Andrey, who owns an ice-cream wholesaler in Luhansk and was crossing with his wife and child to visit relatives, said it was pointless for ordinary people like him to discuss politics. “Nothing depends on us. Let other people decide for us—the only thing we want is for the war to end,” he said as his wife urged him to ignore “provocative” questions. “For many people, there’s no reason to be nostalgic about Ukrainian rule,” he said. “They had nothing back then, and they have nothing now. For them, nothing has changed.”
While Ukraine has pumped money into jobs and infrastructure across the parts of Donbas it controls, Stanytsia Luhanska is hardly a showcase of prosperity. Frequent shelling by pro-Russian forces has created streetscapes of collapsed roofs and pockmarked walls. Outside the cluster of outlets by the border checkpoints—a grocery, a kebab restaurant, a pharmacy and a Covid testing clinic—few businesses operate.
Development is much more visible in Slovyansk, which is well outside artillery range. New espresso bars, restaurants and hotels have opened throughout the city, as have retail outlets. Many of them are owned by newcomers from Russian-controlled parts of Donbas. Anastasia Monda, a 26-year-old from the town of Shakhtarsk near Donetsk, has worked as a barista in one such coffee shop for the past three years and travels to the occupied areas to visit her mother twice a year.
“My hometown is gloomy. But in Donetsk city, everything looks fine, except that few people remain,” she said. Like many people in Ukrainian-controlled Donbas, Ms. Monda wouldn’t be drawn into talking about a possible Russian invasion. “I am not a political person,” she said. “The less you know, the sounder you sleep.”
Unlike in the wars of the former Yugoslavia, where religion and ethnicity created a permanent identity marker, here whether to consider oneself Ukrainian or Russian is a matter of choice and ideology rather than blood.
“There are so many families here that have broken up because one part supported Ukraine and another backed the Russian aggression,” said Maryna Oliynyk, head of the culture department at the Slovyansk civil-military administration.
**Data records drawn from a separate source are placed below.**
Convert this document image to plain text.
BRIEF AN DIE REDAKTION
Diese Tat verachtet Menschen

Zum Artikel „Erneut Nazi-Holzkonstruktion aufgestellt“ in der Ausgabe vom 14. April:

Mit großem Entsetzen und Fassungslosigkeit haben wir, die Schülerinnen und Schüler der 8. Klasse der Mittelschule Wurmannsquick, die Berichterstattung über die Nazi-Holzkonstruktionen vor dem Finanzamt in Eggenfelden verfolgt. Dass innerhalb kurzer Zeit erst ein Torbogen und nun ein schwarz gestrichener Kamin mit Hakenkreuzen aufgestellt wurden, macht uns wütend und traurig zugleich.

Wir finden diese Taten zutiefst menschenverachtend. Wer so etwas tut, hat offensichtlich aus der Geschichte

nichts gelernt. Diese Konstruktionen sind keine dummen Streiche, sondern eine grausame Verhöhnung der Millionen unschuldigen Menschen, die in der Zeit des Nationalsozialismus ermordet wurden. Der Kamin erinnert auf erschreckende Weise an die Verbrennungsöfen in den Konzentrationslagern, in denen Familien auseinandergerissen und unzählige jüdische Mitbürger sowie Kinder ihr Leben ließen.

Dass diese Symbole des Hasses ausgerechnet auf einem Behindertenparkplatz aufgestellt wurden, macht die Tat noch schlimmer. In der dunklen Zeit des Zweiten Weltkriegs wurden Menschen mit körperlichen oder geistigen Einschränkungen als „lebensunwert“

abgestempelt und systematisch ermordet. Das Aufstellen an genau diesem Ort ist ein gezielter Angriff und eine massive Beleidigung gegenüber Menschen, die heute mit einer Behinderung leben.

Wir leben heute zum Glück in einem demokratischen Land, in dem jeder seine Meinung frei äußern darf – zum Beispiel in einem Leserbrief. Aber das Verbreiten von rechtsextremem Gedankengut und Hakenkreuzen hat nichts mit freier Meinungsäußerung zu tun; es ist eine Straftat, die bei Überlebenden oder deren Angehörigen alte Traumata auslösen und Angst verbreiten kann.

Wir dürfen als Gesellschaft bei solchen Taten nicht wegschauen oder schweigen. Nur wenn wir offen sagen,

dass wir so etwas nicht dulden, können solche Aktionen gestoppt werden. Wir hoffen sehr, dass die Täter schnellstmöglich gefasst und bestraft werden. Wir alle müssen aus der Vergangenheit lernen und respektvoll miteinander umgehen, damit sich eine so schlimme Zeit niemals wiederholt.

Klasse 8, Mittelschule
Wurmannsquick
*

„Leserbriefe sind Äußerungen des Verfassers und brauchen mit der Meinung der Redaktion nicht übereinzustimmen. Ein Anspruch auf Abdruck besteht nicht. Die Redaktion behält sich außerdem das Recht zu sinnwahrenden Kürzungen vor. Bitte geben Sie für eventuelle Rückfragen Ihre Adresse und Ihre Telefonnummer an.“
She no longer speaks to her uncle and cousin, who live in a nearby Ukrainian-controlled town, binge on Russian TV and adore Mr. Putin. “I am a patriot,” she said.
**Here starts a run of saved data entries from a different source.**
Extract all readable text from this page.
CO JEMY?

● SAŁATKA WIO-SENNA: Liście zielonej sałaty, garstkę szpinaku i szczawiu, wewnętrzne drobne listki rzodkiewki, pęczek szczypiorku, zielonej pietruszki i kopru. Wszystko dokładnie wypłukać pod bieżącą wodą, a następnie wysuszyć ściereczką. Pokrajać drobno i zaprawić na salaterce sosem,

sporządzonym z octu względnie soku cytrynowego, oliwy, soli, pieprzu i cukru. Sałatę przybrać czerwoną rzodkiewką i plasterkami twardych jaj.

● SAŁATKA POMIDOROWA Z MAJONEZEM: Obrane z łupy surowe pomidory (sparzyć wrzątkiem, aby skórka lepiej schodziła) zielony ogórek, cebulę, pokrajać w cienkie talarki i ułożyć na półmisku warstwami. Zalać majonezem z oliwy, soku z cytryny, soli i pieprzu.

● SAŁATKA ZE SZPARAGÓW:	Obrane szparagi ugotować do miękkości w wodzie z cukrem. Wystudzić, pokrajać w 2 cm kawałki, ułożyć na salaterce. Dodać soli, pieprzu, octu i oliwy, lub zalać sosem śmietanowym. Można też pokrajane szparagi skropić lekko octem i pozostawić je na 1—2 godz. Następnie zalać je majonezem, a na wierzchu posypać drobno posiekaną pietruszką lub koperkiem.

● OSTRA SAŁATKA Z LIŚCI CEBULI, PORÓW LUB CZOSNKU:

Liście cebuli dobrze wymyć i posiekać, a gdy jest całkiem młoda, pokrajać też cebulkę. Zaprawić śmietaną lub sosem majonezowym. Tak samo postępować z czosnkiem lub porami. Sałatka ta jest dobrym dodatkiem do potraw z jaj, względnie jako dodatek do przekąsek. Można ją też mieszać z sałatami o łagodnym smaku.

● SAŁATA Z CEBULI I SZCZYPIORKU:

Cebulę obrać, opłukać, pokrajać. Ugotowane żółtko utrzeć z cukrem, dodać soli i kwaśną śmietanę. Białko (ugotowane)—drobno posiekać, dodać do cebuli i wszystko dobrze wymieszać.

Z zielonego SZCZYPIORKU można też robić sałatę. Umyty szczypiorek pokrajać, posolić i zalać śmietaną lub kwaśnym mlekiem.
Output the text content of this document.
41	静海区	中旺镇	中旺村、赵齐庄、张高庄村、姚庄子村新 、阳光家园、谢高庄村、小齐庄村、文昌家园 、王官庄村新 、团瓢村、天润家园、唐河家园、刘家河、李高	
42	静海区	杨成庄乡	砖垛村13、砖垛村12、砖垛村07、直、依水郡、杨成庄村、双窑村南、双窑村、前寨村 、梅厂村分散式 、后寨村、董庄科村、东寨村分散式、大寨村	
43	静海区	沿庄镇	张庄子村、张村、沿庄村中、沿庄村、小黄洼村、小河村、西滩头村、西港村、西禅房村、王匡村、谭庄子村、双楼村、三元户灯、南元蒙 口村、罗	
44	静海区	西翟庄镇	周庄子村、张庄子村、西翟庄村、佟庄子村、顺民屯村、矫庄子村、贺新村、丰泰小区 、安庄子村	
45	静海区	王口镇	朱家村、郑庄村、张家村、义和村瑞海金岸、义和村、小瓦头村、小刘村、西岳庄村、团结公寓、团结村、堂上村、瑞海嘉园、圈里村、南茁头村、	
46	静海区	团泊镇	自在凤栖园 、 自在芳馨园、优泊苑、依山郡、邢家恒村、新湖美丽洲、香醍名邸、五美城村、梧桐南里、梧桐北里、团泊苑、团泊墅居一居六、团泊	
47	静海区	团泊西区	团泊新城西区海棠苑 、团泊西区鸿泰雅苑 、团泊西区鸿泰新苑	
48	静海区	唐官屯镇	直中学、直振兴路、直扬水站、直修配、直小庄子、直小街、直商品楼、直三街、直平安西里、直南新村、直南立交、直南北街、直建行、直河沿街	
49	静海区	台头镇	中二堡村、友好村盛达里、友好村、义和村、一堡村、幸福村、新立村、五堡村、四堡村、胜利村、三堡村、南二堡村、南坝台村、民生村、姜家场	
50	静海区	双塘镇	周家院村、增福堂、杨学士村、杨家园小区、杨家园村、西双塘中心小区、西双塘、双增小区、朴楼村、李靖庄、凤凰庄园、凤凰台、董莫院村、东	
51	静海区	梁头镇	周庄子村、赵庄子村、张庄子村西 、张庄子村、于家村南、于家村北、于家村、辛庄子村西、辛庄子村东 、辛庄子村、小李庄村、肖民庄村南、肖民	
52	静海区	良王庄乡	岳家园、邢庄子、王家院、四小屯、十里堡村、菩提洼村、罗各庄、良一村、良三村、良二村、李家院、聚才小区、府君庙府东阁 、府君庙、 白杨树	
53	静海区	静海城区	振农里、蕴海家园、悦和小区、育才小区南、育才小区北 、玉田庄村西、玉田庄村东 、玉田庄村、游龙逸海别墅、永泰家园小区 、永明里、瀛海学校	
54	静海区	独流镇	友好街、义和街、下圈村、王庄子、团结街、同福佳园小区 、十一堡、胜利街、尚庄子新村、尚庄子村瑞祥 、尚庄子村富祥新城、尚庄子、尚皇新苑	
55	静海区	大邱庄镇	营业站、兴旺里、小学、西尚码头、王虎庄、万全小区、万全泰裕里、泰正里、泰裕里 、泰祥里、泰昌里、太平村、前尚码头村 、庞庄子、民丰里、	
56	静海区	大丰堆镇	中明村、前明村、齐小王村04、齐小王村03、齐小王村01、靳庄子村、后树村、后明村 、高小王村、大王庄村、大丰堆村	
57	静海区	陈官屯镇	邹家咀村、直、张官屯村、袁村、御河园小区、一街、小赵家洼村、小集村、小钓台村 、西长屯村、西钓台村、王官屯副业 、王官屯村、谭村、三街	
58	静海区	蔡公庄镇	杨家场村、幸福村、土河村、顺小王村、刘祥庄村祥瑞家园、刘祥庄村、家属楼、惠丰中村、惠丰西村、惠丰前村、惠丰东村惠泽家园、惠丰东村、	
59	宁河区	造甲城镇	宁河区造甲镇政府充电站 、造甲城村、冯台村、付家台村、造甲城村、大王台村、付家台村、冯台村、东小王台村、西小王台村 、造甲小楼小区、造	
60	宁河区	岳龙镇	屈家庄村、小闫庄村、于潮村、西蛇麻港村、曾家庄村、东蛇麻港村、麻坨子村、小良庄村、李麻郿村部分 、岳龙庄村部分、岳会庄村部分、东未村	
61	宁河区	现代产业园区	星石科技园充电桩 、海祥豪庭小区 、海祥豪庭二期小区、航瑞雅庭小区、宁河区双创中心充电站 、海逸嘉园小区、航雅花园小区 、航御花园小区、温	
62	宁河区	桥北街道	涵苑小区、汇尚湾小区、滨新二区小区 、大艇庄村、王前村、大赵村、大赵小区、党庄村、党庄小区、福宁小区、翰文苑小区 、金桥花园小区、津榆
At the Slovyansk local museum, a room is dedicated to the 84 days when the town remained under the control of Russian militias in 2014. Exhibits include rocket-propelled grenades, artillery fragments and ballots of the referendum on independence from Ukraine that pro-Russian forces carried out at the time. Some 100 local residents died in Slovyansk, and more than 2,000 buildings were destroyed or damaged in the fighting. A suburb along the main highway still stands in ruins.
“It’s a big stress. Everyone is afraid, God forbid, that it will happen again,” said one of the museum’s curators, Oleksandr Gayevoy, who lived through the fighting in 2014. “People now prefer not to talk too much, because who knows who will come here next.”
Mr. Gayevoy added that one of his brothers, who remained in the Russian-controlled town of Yenakiyevo, former President Yanukovych’s hometown, was an ardent supporter of the Russian-installed regime there but has since changed his views.
“There used to be a lot of enthusiasm for the Donetsk people’s republic in the beginning, everyone chanted DPR, DPR, DPR! Now, there’s just a lot of disappointment,” said Mr. Gayevoy, who last visited the Russian-held areas in 2019. “My brother now tells me that they are ruled by cretins. The economy there has crumbled, the jobs are gone. There’s nothing good over there.”